Updated: 2013-06-10 12:45
( Xinhua)

"But I got much care from the regiment's authorities. I had free housing in the first three years and only paid a small sum in rent after that. Any difficulty I came across could be solved rapidly with the help of others," Han says.

He decided to stay and has witnessed great change here, including more roads and buildings. He married a local girl who graduated from Tarim University in Alaer city.

For Xin Min, a senior official in charge of organization work with the First Regiment, all these young couples are emblematic of how attractive Xinjiang has become to budding talents.

Few students from outside Xinjiang showed interest in the jobs the XPCC offered in the past, according to the official.

But things have changed in recent years. Capable and diligent college graduates have been recruited and some of them have been chosen for key posts, the official says.
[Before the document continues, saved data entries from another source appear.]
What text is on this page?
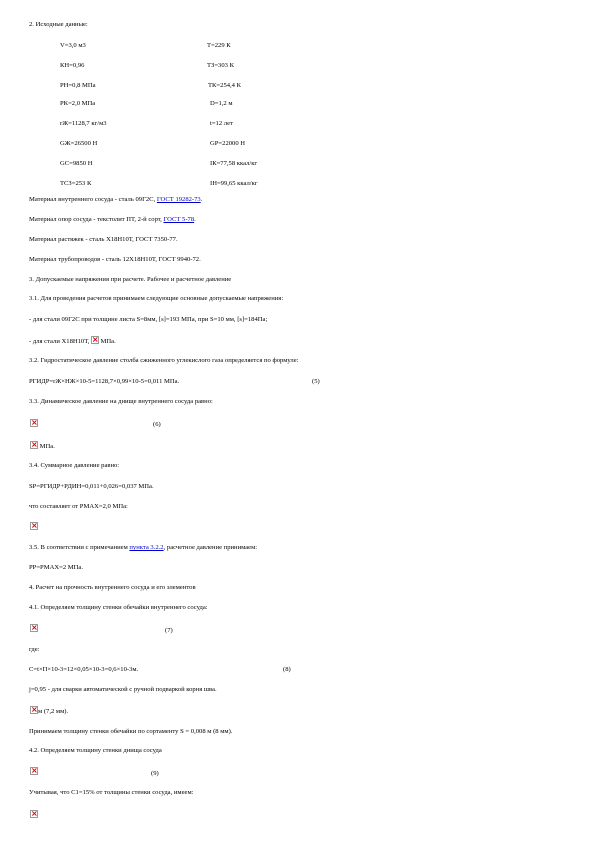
2. Исходные данные:
V=3,0 м3
КН=0,96
РН=0,8 МПа
РК=2,0 МПа
rЖ=1128,7 кг/м3
GЖ=26500 Н
GС=9850 Н
ТСЗ=253 К
Т=229 К
ТЗ=303 К
ТК=254,4 К
D=1,2 м
t=12 лет
GР=22000 Н
IК=77,58 ккал/кг
IН=99,65 ккал/кг
Материал внутреннего сосуда - сталь 09Г2С, ГОСТ 19282-73.
Материал опор сосуда - текстолит ПТ, 2-й сорт, ГОСТ 5-78.
Материал растяжек - сталь Х18Н10Т, ГОСТ 7350-77.
Материал трубопроводов - сталь 12Х18Н10Т, ГОСТ 9940-72.
3. Допускаемые напряжения при расчете. Рабочее и расчетное давление
3.1. Для проведения расчетов принимаем следующие основные допускаемые напряжения:
- для стали 09Г2С при толщине листа S=8мм, [s]=193 МПа, при S=10 мм, [s]=184Па;
- для стали Х18Н10Т, × МПа.
3.2. Гидростатическое давление столба сжиженного углекислого газа определяется по формуле:
РГИДР=rЖ×НЖ×10-5=1128,7×0,99×10-5=0,011 МПа.	(5)
3.3. Динамическое давление на днище внутреннего сосуда равно:
×
(6)
× МПа.
3.4. Суммарное давление равно:
SР=РГИДР+РДИН=0,011+0,026=0,037 МПа.
что составляет от РМАХ=2,0 МПа:
×
3.5. В соответствии с примечанием пункта 3.2.2, расчетное давление принимаем:
РР=РМАХ=2 МПа.
4. Расчет на прочность внутреннего сосуда и его элементов
4.1. Определяем толщину стенки обечайки внутреннего сосуда:
×
(7)
где:
С=t×П×10-3=12×0,05×10-3=0,6×10-3м.	(8)
j=0,95 - для сварки автоматической с ручной подваркой корня шва.
×м (7,2 мм).
Принимаем толщину стенки обечайки по сортаменту S = 0,008 м (8 мм).
4.2. Определяем толщину стенки днища сосуда
×
(9)
Учитывая, что С1=15% от толщины стенки сосуда, имеем:
×
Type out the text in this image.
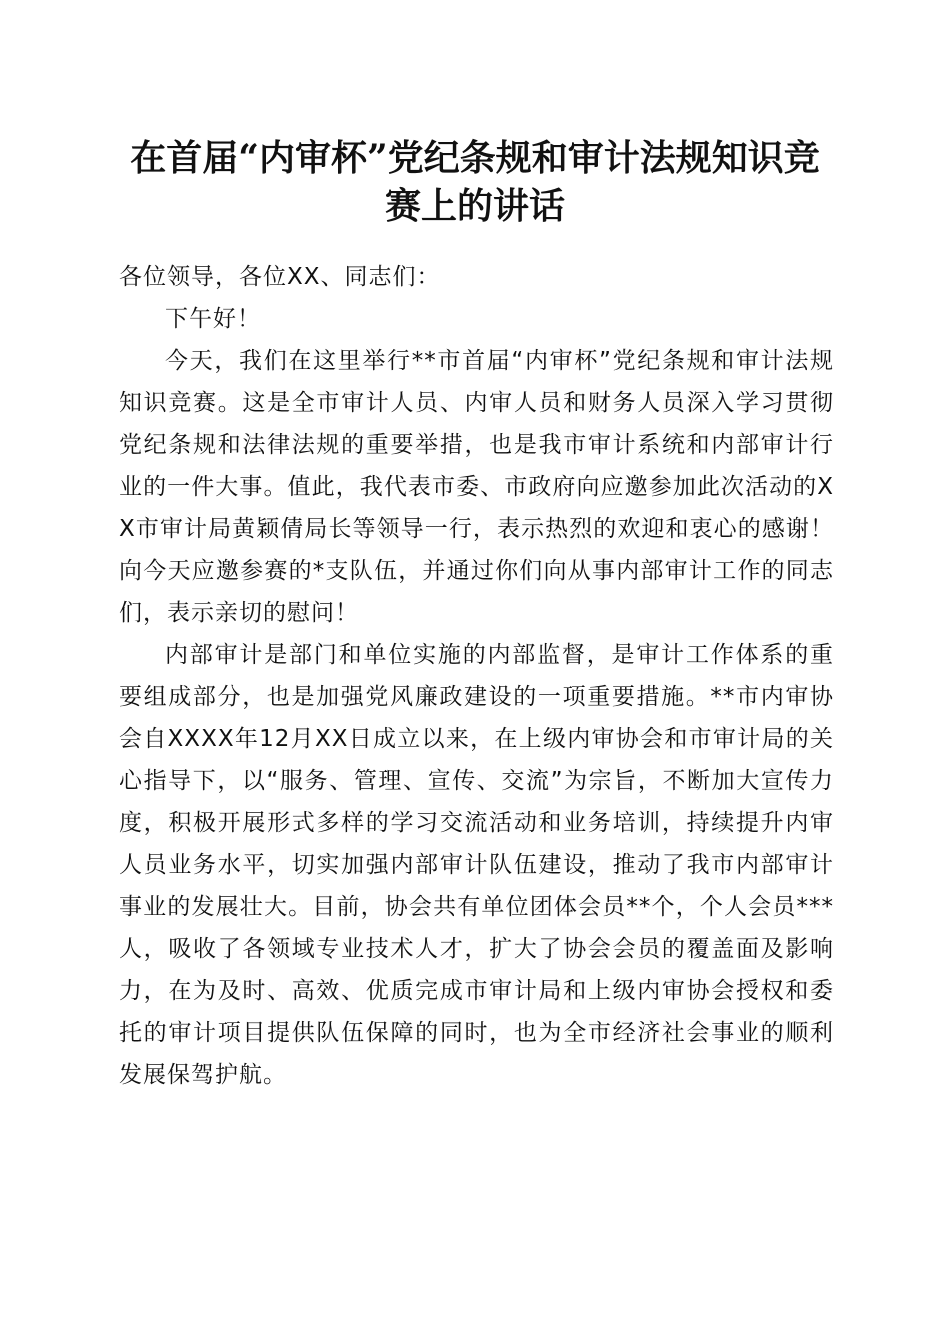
在首届“内审杯”党纪条规和审计法规知识竞
赛上的讲话

各位领导，各位XX、同志们：

下午好！

今天，我们在这里举行**市首届“内审杯”党纪条规和审计法规知识竞赛。这是全市审计人员、内审人员和财务人员深入学习贯彻党纪条规和法律法规的重要举措，也是我市审计系统和内部审计行业的一件大事。值此，我代表市委、市政府向应邀参加此次活动的XX市审计局黄颖倩局长等领导一行，表示热烈的欢迎和衷心的感谢！向今天应邀参赛的*支队伍，并通过你们向从事内部审计工作的同志们，表示亲切的慰问！

内部审计是部门和单位实施的内部监督，是审计工作体系的重要组成部分，也是加强党风廉政建设的一项重要措施。**市内审协会自XXXX年12月XX日成立以来，在上级内审协会和市审计局的关心指导下，以“服务、管理、宣传、交流”为宗旨，不断加大宣传力度，积极开展形式多样的学习交流活动和业务培训，持续提升内审人员业务水平，切实加强内部审计队伍建设，推动了我市内部审计事业的发展壮大。目前，协会共有单位团体会员**个，个人会员***人，吸收了各领域专业技术人才，扩大了协会会员的覆盖面及影响力，在为及时、高效、优质完成市审计局和上级内审协会授权和委托的审计项目提供队伍保障的同时，也为全市经济社会事业的顺利发展保驾护航。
From 2011 to 2012, the XPCC recruited 10,420 college graduates, accounting for half of the total which it has absorbed in the past six years.

Guo Lingji, an XPCC organization official, adds that from 2010 to 2012, an average 77 percent of employed college students decided to continue working for the XPCC after their initial three-year term, compared with 30 percent to 40 percent before.

"It is satisfying for me to make use of my talent. As a young man, I feel I have found my own arena in the XPCC," says Zhou Xianqiang, also from Sichuan, who came to work in Xinjiang in 2006 and just got married to a local woman last month.

As for Yan Fenfen, she plans to build a long-term career in Xinjiang cultivating the region's famous red dates. "My new dream is to build a Chinese date research center to enrich the varieties of local Chinese dates," she says.